Jedenfalls steht jetzt fest, daß die ÖVP sich bereits auf die Oppositionsrolle einstellt und mit einem Wechsel an der Spitze auch personelle Konsequemze gezogen hat: nach dem Rückzug des bisherigen Landeshauptmann-Stv. Franz Steindl wurde nun Eisenstadts Bürgermeister Thomas Steiner Obmann der ÖVP Burgenland.

Der "Tabubruch" von Hans Niessl, eine Koalition mit der FPÖ einzugehen, hat vor allem in der SPÖ teils große Bestürzung, aber auch massiven Ärger ausgelöst. Die Stellungnahmen reichen von "wollen dem Burgenland nicht hineinreden" bis zur Forderung, Niessl aus der SPÖ auszuschließen, der ja immerhin Stellvertreter des Bundesparteivorsitzenden Werner Faymann ist.

Im einem Interview in der Sonntagausgabe der "Kleinen Zeitung" hatte Niessl seine Koalitionsentscheidung damit verteidigt, daß "die rote Basis" im Burgenland dazu befragt habe. In dieser Urabstimmung hätten sich 88 Prozent der SPÖ-Mitglieder für Verhandlungen mit allen anderen Parteien, inklusive FPÖ ausgesprochen. Er kenne, so Niessl in dem Interview, keine andere SPÖ-Landesorganisation, die in den letzten Jahren ihre Mitglieder befragt habe. Tags zuvor hatte Niessl in der ORF-Radioserie "Im Journal zu Gast" jenen Kritikern entgegengehalten, die ihm engste Zusammenarbeit mit einer "rechtslastigen Partei" vorwerfen, "die FPÖ Burgenland ist anders".

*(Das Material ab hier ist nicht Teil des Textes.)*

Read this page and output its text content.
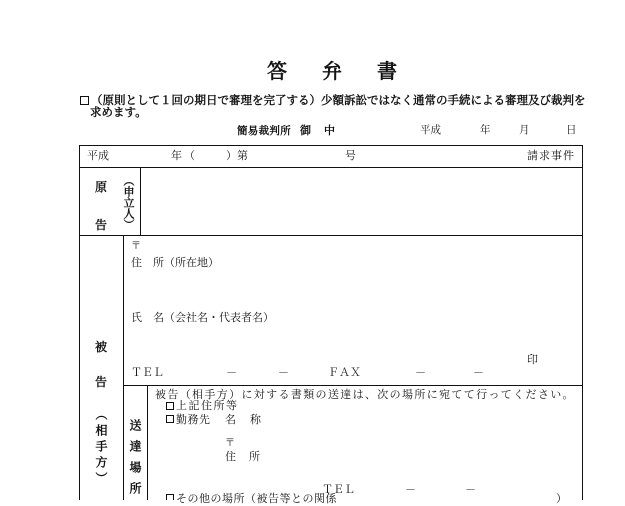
答　弁　書
（原則として１回の期日で審理を完了する）少額訴訟ではなく通常の手続による審理及び裁判を
求めます。
簡易裁判所 御 中	平成	年	月	日
平成	年（	）第	号	請求事件
原
告 （申立人）
被
告
（相手方）
〒
住　所（所在地）
氏　名（会社名・代表者名）
印
ＴＥＬ	－	－	ＦＡＸ	－	－
送達場所
被告（相手方）に対する書類の送達は、次の場所に宛てて行ってください。
上記住所等
勤務先 名　称
〒
住　所
ＴＥＬ	－	－
その他の場所（被告等との関係	）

Möglich wurde diese neue Konstellation erst dadurch, als der Burgenländische Landtag am 11.12.2014 mit der Abschaffung des Proporzsystems eine Änderung der Landesverfassung beschlossen hat - mit den Stimmen von SPÖ, ÖVP und Grünen und, pikanterweise, gegen die Stimmen der FPÖ, die nun erst dadurch Koalitionspartner werden konnte. In der Vergangenheit war es so, daß die Regierungssitze möglichst genau im selben Verhältnis zugeteilt wurden, in dem die jeweiligen Parteien Stimmen erhalten hatten. Nun ist es so, daß die stimmenstärkste Partei zu Sondierungsgesprächen einlädt und sich dann mit einer der unterlegenen Parteien zu einer Koalitionsregierung zusammenschließt.

Für den Abend des 08.06. hatte SPÖ-Vorsitzender Faymann eine dringliche Sitzung des Bundesparteipräsidiums in Wien einberufen, um zu klären, wie man weiter mit diesem brisanten Thema umgehen wird. Dem Vernehmen nach wird es die SPÖ künftig so handhaben, daß es SPÖ- Funktionären in Ländern und Gemeinden freigestellt werden würde, ob sie mit der FPÖ zusammenarbeiten wollen. Für die Bundesebene habe Faymann dies neuerlich definitiv ausgeschlossen.

Neue Landesräte
Der neuen Burgenländischen Landesregierung wird künftig neben Landeshauptmann Hans Niessl, Finanzlandesrat Helmut Bieler und Frauen- und Familienlandesrätin Verena Dunst auch der Burgenländer Norbert Darabos (er war bisher u.a. Verteidigungsminister und zuletzt SPÖ Bundesgeschäftsführer) angehören. Er wird für die Ressorts Soziales und Gesundheit zuständig sein, das auch die Arbeitsbereiche Arbeitsmarkt und Asyl beinhalten. Weiters neu in der Regierung ist Astrid Eisenkopf, die der Finanzabteilung und dem Beteiligungsmanagement im Amt der Burgenländischen Landesregierung angehörte. Sie wird das "Zukunftsressort" mit Umweltschutz und Jugend verantworten.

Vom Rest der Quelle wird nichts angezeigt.